A few questions as I look forward to roll my development code in a fully working scheme:

  1. Do I need to register both www.mydomain.org and domain.org variants on certs to ensure both are covered? Keep in mind I am a bit new w/ the HTTPS stuff.

  2. I do not see any methods in your Perl module for checking time remaining on a cert or renewing the cert. Can you please advise if I am missing something?

  3. Do I only need to accept TOS when I register or renew? (or do I need to be constantly checking for a change in TOS?)

Thanks again for all your assistance!

Yes. You can include up to 100 domain names on one certificate if needed. Keep in mind that each will need to be verified.

There is such function in the client (see verify_crt_file for example), but not in the library indeed. I guess it might be a good idea to place that into the next version of the library, to make it easier to use. The renewal itself is effectively the same process as the initial issuance - you just trigger it when you see it's time to renew (for example with that code I mentioned above).
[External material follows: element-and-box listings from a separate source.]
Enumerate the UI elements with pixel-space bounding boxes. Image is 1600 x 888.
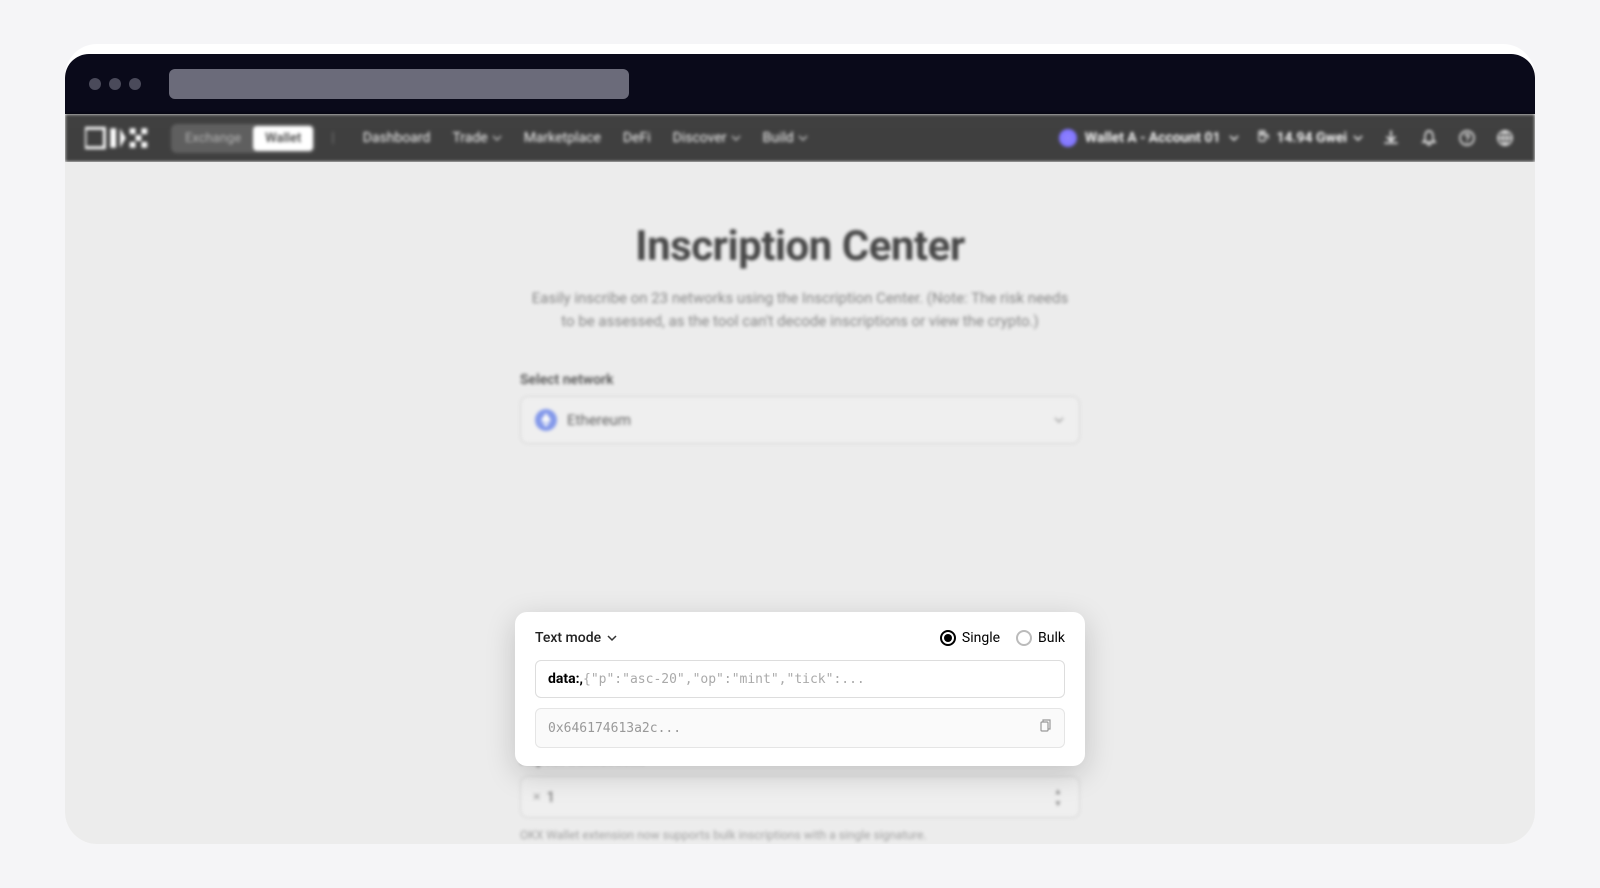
network-label: Select network (520, 372, 1080, 388)
network-field: Select network Ethereum (520, 372, 1080, 444)
network-select[interactable]: Ethereum (520, 396, 1080, 444)
chevron-down-icon (607, 633, 617, 643)
repeat-prefix: × (533, 789, 540, 805)
hex-output: 0x646174613a2c... (535, 708, 1065, 748)
hex-value: 0x646174613a2c... (548, 721, 681, 736)
globe-icon[interactable] (1495, 128, 1515, 148)
wallet-selector[interactable]: Wallet A - Account 01 (1059, 129, 1239, 147)
main-nav: Dashboard Trade Marketplace DeFi Discove… (363, 130, 808, 146)
header-right: Wallet A - Account 01 14.94 Gwei (1059, 128, 1515, 148)
radio-dot-selected-icon (940, 630, 956, 646)
page-subtitle: Easily inscribe on 23 networks using the… (530, 287, 1070, 332)
gas-display[interactable]: 14.94 Gwei (1257, 129, 1364, 147)
repeat-stepper[interactable]: × 1 ▲ ▼ (520, 776, 1080, 818)
nav-trade-label: Trade (452, 130, 487, 146)
nav-dashboard[interactable]: Dashboard (363, 130, 431, 146)
toggle-wallet[interactable]: Wallet (253, 126, 313, 151)
mode-row: Text mode Single Bulk (535, 630, 1065, 646)
chevron-down-icon (1229, 133, 1239, 143)
wallet-avatar-icon (1059, 129, 1077, 147)
ethereum-icon (535, 409, 557, 431)
traffic-maximize[interactable] (129, 78, 141, 90)
chevron-down-icon (731, 133, 741, 143)
okx-logo[interactable] (85, 126, 155, 150)
app-header: Exchange Wallet | Dashboard Trade Market… (65, 114, 1535, 162)
download-icon[interactable] (1381, 128, 1401, 148)
nav-discover-label: Discover (673, 130, 727, 146)
stepper-up[interactable]: ▲ (1049, 785, 1067, 797)
url-bar[interactable] (169, 69, 629, 99)
gas-pump-icon (1257, 129, 1271, 147)
text-mode-label: Text mode (535, 630, 601, 646)
helper-text: OKX Wallet extension now supports bulk i… (520, 828, 1080, 842)
browser-window: Exchange Wallet | Dashboard Trade Market… (65, 44, 1535, 844)
data-placeholder: {"p":"asc-20","op":"mint","tick":... (583, 672, 865, 687)
traffic-close[interactable] (89, 78, 101, 90)
help-icon[interactable] (1457, 128, 1477, 148)
chevron-down-icon (798, 133, 808, 143)
network-value: Ethereum (567, 411, 1043, 429)
inscription-data-input[interactable]: data:,{"p":"asc-20","op":"mint","tick":.… (535, 660, 1065, 698)
repeat-value: 1 (546, 788, 1049, 806)
gas-value: 14.94 Gwei (1277, 130, 1348, 146)
single-bulk-radio-group: Single Bulk (940, 630, 1065, 646)
copy-icon[interactable] (1038, 719, 1052, 737)
nav-trade[interactable]: Trade (452, 130, 501, 146)
main-content: Inscription Center Easily inscribe on 23… (520, 162, 1080, 444)
text-mode-select[interactable]: Text mode (535, 630, 617, 646)
mode-toggle: Exchange Wallet (171, 124, 315, 153)
inscription-input-card: Text mode Single Bulk data:,{"p":"asc-20… (515, 612, 1085, 766)
nav-separator: | (331, 130, 334, 146)
page-title: Inscription Center (520, 222, 1080, 271)
nav-discover[interactable]: Discover (673, 130, 741, 146)
chevron-down-icon (1053, 411, 1065, 430)
stepper-down[interactable]: ▼ (1049, 797, 1067, 809)
wallet-label: Wallet A - Account 01 (1085, 130, 1221, 146)
stepper-controls: ▲ ▼ (1049, 785, 1067, 809)
nav-marketplace[interactable]: Marketplace (524, 130, 601, 146)
bell-icon[interactable] (1419, 128, 1439, 148)
radio-bulk[interactable]: Bulk (1016, 630, 1065, 646)
radio-dot-unselected-icon (1016, 630, 1032, 646)
nav-build[interactable]: Build (763, 130, 808, 146)
nav-defi[interactable]: DeFi (623, 130, 651, 146)
radio-single[interactable]: Single (940, 630, 1000, 646)
nav-build-label: Build (763, 130, 794, 146)
radio-single-label: Single (962, 630, 1000, 646)
chevron-down-icon (492, 133, 502, 143)
toggle-exchange[interactable]: Exchange (173, 126, 253, 151)
data-prefix: data:, (548, 671, 583, 687)
radio-bulk-label: Bulk (1038, 630, 1065, 646)
traffic-minimize[interactable] (109, 78, 121, 90)
page-body: Inscription Center Easily inscribe on 23… (65, 162, 1535, 844)
chevron-down-icon (1353, 133, 1363, 143)
browser-chrome (65, 54, 1535, 114)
TOS may change and you will need to re-accept it. However, you can safely call accept_tos() - if there was no change, it will just return OK status. If you want to specifically check if there was a change, you can use tos_changed().

@leader:

Something I am noticing… It appears that if I load the csr key from a file, then load the csr from a file,
$le->csr_key() is blank.

This is intentional - you might only need to load "CSR key" if you are about to generate and sign a new CSR (by default the key will be generated for you along with the CSR itself). If you are loading a pre-made CSR though, that means it has already been signed with some key, not necessarily matching the one you might attempt to load separately. Considering that it is not possible to extract that key from CSR anyway, the key is reset to avoid the confusion (otherwise you might for example by mistake try to save that key and try using that with the certificate obtained with a CSR signed with a completely different key).

@leader:

I would suggest documenting this a bit better.